Consolidated financial statement
Equity investment in TotalErg
ERG S.p.A. holds a 51% investment in the TotalErg S.p.A. joint venture, incorporated in 2010 through the merger of Total Italia S.p.A in ERG Petroli S.p.A.
TotalErg S.p.A. is one of the primary operators in the integrated downstream market with a network of over 3,000 sales outlets and it is also active in the refining and logistics business.
In the Consolidated Financial Statements at 31 December 2013 the value of the equity investment amounted to EUR 258 million and it is measured at equity. It should be specified that the value at equity also includes a capital gain (approximately EUR 65 million) recognised on the occasion of the aforesaid integration.
In 2012, TotalErg launched a project for the transformation of the Raffineria di Roma into a logistical facility and a plan to rationalise the sales network. Moreover, during 2012 critical elements were noted, caused by significant volatility, particularly accentuated since the second quarter of 2012, of the Oil scenario and of the reference market in which the same CGU operates. This scenario volatility had negative effects, specifically both on the final results of the investee and on the expected profitability forecasts.
On the occasion of the 2012 Financial Statements, the value of the equity investment was tested in consideration of the critical issues commented above. The impairment test consequently carried out had shown that the recoverable value of the equity investment was in line with its carrying value in the Financial Statements as at 31 December 2012.
For the purposes of these Financial Statements, critical elements were noted, caused by the volatility of the oil scenario and by the performance of the reference market where TotalErg operates. These elements of uncertainty had a negative impact on the results of 2013.
In view of the persistence of said critical elements, the value of the equity investment was also tested in preparing these financial statements.
To conduct this test, an independent expert was appointed in January and conducted the analysis using the draft Plan already prepared by the TotalErg management for the shareholder ERG S.p.A.
The assumptions contained in such documents, although still in draft form and not yet approved by the Board of Directors of TotalErg, are deemed by Group Management to be reasonable and usable for the purposes of the impairment test.
For the purposes of the test, the CGU consists of TotalErg S.p.A. and by its investees, subsidiaries and associates.
The measurement was performed using the following criteria and assumptions:
- unlevered Discounted Cash Flow on 6 years of explicit projections plus a terminal value1 calculated applying a multiple between 4.0x and 5.0x (in line with the market multiples observed in the past 10 years in the Integrated Downstream business) to the 2019 EBITDA of TotalErg;
- the adopted discount rate is TotalErg's WACC (7.3%) provided by ERG's management, which is substantially in line with the WACC calculated on the basis of market parameters (6.9%);
- the measurement was carried out on the basis of the draft consolidated economic-financial plan of TotalErg S.p.A., whose scope of consolidation includes TotalErg, Eridis, TotalGaz, Restiani, Guazzotti, Gestioni Europa and Raffineria di Roma;
- the economic-financial plan takes into account updates that rely on higher profitability in terms of EBITDA. These updates are deemed reasonably probable by the Management.

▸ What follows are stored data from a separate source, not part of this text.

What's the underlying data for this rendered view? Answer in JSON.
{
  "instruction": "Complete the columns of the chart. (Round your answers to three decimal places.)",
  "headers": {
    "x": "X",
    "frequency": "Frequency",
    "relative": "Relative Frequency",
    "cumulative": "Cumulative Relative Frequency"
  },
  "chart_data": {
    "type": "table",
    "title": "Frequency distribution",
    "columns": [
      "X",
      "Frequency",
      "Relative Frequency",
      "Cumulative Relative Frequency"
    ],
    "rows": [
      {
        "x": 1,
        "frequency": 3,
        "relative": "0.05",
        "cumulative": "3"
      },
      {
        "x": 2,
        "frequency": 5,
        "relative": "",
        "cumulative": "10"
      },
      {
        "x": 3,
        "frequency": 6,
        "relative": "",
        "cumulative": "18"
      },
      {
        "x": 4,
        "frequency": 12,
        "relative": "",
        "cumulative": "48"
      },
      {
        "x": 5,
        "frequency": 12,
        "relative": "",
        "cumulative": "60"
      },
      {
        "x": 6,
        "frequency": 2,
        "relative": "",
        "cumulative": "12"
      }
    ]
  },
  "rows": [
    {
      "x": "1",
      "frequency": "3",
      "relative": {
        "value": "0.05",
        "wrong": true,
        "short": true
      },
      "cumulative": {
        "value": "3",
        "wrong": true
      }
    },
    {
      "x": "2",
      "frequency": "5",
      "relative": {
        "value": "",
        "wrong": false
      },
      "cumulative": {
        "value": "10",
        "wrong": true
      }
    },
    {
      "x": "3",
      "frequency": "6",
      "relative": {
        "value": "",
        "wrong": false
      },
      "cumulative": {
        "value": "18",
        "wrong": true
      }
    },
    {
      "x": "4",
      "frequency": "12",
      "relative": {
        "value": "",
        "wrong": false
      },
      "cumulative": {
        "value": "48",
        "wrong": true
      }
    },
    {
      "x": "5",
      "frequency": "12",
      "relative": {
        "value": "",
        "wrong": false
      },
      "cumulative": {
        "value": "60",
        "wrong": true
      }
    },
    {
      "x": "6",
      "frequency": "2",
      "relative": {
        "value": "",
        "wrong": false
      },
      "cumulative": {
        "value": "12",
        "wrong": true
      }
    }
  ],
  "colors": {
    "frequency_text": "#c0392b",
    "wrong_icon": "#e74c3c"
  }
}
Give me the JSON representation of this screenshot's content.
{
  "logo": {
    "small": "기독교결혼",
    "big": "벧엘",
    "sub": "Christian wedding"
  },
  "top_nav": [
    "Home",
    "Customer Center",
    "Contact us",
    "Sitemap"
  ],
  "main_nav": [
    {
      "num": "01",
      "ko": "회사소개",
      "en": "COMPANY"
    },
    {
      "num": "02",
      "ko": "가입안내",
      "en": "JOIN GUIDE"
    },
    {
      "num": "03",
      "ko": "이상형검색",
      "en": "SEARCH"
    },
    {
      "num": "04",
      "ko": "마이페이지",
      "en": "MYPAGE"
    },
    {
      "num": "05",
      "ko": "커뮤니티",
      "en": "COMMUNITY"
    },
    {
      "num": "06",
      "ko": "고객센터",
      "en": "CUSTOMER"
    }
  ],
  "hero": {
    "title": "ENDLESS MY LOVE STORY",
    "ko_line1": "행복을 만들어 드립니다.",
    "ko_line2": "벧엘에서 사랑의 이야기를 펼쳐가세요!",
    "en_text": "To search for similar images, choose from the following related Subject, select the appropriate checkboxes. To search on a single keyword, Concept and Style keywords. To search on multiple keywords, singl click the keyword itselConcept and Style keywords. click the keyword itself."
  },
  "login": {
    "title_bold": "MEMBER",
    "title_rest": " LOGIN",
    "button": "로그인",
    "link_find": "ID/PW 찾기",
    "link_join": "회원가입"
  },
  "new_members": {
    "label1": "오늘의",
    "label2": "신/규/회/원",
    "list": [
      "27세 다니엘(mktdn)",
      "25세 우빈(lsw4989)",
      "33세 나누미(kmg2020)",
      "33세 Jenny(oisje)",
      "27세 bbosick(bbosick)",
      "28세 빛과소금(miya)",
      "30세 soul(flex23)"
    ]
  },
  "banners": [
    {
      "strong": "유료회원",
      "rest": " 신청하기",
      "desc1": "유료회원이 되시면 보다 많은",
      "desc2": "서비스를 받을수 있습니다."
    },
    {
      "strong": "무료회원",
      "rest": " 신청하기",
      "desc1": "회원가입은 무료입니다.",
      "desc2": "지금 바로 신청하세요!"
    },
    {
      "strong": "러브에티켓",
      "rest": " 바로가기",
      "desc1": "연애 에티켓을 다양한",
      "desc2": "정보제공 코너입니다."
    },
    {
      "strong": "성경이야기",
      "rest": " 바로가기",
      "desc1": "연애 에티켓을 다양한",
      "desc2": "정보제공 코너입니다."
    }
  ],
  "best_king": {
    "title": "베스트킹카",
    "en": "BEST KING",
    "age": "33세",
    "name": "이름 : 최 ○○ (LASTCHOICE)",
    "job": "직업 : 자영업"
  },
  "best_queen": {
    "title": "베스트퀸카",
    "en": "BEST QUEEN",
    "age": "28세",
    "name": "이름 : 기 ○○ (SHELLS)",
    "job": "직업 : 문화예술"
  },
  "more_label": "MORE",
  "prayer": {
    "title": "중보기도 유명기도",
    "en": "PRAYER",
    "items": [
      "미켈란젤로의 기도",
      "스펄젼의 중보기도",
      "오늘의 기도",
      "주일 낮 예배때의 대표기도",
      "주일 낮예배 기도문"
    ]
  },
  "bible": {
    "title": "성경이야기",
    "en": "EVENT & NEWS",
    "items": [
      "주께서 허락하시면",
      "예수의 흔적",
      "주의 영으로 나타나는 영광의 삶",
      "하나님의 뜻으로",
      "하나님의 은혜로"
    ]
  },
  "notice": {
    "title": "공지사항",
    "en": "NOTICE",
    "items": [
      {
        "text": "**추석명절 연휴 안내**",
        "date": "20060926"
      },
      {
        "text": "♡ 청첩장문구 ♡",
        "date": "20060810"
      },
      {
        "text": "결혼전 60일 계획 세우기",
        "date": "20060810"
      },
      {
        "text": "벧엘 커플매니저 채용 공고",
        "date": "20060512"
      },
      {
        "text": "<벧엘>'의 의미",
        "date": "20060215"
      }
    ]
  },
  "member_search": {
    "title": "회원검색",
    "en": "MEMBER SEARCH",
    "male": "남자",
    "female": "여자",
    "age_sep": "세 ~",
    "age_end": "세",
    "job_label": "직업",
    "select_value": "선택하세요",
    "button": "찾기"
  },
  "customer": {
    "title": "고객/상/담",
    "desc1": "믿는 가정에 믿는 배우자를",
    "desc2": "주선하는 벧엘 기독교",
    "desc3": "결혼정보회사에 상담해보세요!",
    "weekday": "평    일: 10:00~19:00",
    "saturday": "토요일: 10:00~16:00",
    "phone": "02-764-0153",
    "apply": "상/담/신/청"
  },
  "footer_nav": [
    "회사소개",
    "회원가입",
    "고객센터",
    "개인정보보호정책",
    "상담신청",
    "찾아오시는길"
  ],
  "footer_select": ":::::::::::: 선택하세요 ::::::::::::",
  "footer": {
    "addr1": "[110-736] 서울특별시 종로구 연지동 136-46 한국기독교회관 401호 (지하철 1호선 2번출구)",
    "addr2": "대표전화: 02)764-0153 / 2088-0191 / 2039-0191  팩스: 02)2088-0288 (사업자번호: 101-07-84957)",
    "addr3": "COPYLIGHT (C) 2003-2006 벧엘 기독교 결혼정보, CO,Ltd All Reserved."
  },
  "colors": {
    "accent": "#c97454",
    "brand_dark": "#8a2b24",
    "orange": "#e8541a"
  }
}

The impairment test described above showed an excess carrying amount of the TotalErg equity investment in the Consolidated Financial Statements relative to its recoverable value; in particular the recoverable value, estimated according to the measurement paradigm, was slightly higher than ERG's share of the consolidated equity of the investee. The impairment, amounting to EUR 58 million, was allocated to write down the value of the equity investment with consequent decrease in the capital gain attributable to the business combination described above. The write-down is recognised in the income statement.
The result of the impairment test is derived from the information available to date and from the reasonable estimates on the evolution of variables tied to the expected margins, in particular with changes in the reference economic environment and in the discount rates.
In particular, sensitivity analyses were conducted on the basis of changes in the discount rate and in the EV/EBITDA multiples applicable to the EBITDA of the last year of the explicit period.
The analyses showed that:
- a 0.5% increase in the discount rate would entail a greater write-down of the equity investment, by approximately EUR 10 million;
- a decrease in the EV/EBITDA multiple from 4.5x to 4.0x would entail a greater write-down of the equity investment, by approximately EUR 33 million. The above analyses confirm the sensitivity of the assessments of the recoverability of the equity investment to changes in the aforesaid variables; in this context, the Directors will systematically monitor the evolution of the aforesaid external, uncontrollable variables for any necessary adjustments of the estimates of the recoverability of the carrying values of noncurrent assets in the Consolidated Financial Statements.
1 To calculate the terminal value, the perpetuity method was not used, because it is not among the usual market practices for TotalErg's reference industry.